The Spaniard's Curse is a 1958 British second feature ('B') thriller film directed by Ralph Kemplen and starring Tony Wright, Lee Patterson, Michael Hordern, Susan Beaumont and Henry Oscar. It was written by Kenneth Hyde, Kemplen and Roger Proudlock based on the 1958 novella The Assize of the Dying by Edith Pargeter.

==Plot==
Guy Stevenson is a British man of Spanish heritage, in poor health and on trial for the murder of an actress called Zoe Trevor. He is convicted and given the death sentence. He protests his innocence and places a curse on the trial judge, Justice Manton; the prosecuting counsel, Sir Robert Wyvern; the foreman of the jury; and the real murderer. The curse is a summons to attend the 'Assize of the Dying'. Watching the proceedings from the court gallery are Justice Manton's ward, Margaret, his son Charlie, and Zoe Trevor's half-brother, Mark Brett. Charlie is covering the case as a newspaper reporter. We learn that he is a much decorated ex-RAF officer and gambler. After the trial, Margaret makes the acquaintance of Mark Brett, and tells him of her doubts of Stevenson's guilt. Mark seems to have arrived from abroad and claims never to have met his half-sister. They are attracted to each other and decide to re-examine the case. The foreman of the jury is killed in a road accident in front of them immediately afterwards. Stevenson dies of a heart condition before his sentence can be carried out and evidence is later discovered that appears to exonerate him. Margaret and Mark continue their investigation, with occasional interventions from Charlie, who also seems to have romantic feelings towards Margaret, as the curse works itself out.

==Cast==
- Tony Wright as Charlie Manton
- Lee Patterson as Mark Brett
- Michael Hordern as Mr Justice Manton
- Susan Beaumont as Margaret Manton
- Ralph Truman as Sir Robert Wyvern
- Henry Oscar as Mr Fredericks
- Brian Oulton as Frank Porter
- Olga Dickie as Hannah
- Roddy Hughes as Arthur Jody
- Joe Gibbons as Foreman
- Evelyn Roberts as Colonel Judkin
- Jessica Cairns as Adriana
- Constance Fraser as Mrs Brooks
- Basil Dignam as Guy Stevenson

==Production==
The film was shot at Walton Studios near London with sets designed by the art director Anthony Masters. Filming took place in July 1957. Tony Wright was borrowed from the Rank Organisation.

==Critical reception==
Kinematograph Weekly wrote "The picture piles quite a lot on its plate, but eventually separates the gristle from the meat, done to a turn at the finish."
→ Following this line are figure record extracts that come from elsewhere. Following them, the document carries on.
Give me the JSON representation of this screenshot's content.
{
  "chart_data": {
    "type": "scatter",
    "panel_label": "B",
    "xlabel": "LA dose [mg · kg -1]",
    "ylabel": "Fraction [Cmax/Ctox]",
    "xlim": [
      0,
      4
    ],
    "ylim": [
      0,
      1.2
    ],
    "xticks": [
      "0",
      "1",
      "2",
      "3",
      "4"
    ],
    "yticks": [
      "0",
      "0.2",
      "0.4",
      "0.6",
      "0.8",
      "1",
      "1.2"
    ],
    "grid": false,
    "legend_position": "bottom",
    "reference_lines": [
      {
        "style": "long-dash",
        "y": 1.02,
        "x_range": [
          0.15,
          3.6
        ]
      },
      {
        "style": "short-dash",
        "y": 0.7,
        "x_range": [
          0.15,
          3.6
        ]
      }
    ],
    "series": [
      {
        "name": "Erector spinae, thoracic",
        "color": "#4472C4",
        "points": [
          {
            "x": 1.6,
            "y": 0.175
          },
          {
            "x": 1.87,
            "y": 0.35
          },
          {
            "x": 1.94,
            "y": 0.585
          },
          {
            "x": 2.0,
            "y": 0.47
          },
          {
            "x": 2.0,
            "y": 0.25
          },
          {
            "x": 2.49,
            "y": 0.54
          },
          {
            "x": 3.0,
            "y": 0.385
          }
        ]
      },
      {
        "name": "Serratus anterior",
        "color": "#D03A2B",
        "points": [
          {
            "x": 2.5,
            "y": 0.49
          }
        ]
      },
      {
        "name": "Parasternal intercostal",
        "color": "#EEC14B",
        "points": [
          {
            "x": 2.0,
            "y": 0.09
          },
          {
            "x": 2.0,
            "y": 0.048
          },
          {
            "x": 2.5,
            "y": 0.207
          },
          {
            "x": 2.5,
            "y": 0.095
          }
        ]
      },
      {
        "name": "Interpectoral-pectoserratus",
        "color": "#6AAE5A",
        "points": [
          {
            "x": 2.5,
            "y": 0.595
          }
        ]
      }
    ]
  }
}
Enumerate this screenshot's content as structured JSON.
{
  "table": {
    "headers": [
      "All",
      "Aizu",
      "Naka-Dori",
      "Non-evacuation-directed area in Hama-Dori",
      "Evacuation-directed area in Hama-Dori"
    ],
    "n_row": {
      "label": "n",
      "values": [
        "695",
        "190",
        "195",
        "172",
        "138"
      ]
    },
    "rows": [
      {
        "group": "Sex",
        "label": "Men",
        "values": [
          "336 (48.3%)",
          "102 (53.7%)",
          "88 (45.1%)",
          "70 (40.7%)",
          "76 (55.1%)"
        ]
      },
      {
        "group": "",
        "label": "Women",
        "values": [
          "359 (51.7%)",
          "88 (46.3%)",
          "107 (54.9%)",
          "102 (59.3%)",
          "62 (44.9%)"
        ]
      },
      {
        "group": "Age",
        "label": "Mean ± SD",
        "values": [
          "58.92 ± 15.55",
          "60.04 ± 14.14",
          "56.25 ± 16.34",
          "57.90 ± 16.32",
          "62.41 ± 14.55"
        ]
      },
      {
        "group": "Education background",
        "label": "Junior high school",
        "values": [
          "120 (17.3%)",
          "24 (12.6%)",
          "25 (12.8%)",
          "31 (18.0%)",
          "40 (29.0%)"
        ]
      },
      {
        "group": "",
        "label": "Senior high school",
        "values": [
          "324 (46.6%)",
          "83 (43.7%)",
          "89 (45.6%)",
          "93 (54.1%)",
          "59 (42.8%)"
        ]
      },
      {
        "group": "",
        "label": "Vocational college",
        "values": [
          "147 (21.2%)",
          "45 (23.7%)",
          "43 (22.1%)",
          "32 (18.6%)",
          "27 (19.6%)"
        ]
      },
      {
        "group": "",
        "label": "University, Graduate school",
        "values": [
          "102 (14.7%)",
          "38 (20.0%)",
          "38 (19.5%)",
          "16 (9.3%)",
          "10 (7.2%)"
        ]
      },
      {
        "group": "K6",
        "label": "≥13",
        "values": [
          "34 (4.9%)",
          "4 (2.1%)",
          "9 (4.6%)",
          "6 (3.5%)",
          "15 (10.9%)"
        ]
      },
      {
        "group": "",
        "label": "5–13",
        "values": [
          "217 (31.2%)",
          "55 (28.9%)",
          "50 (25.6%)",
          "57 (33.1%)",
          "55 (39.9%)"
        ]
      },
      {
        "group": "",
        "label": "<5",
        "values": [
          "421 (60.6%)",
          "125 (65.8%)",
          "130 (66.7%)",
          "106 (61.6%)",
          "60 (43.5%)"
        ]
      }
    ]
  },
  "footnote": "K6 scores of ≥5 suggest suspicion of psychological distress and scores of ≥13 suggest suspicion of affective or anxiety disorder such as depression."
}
The Monthly Film Bulletin wrote: "This is an absurd, melodramatic plot, with a script as archaic as its title; given an uncompromisingly sensational treatment it might have made an amusing addition to the ranks of the horror films. But the approach is restrained and unadventurous, the direction static, and the background music of 1930's vintage. The result is a laborious programme-filler."

Picturegoer wrote: "Definitely a 'brief' worth watching."

Picture Show wrote: "Exciting murder mystery in which a condemned murderer curses all those who have, as he claims, wrongly convicted him. Plenty of action, well-timed twists and a romance provide absorbing entertainment."

TV Guide called the film "an interesting murder mystery but one which never really delivers what it promises."

The Radio Times gave the film 2/5 stars, writing: "Tony Wright has the most colourful part as the judge's wayward son, a crime reporter, but Michael Hordern as the judge gives the sharpest performance. It's the only film directed by top editor Ralph Kemplen, who wisely returned to his real talent, cutting Room at the Top, Oliver! and others."

In British Sound Films: The Studio Years 1928–1959 David Quinlan rated the film as "average", writing: "Interesting yarn lacks full-blooded treatment."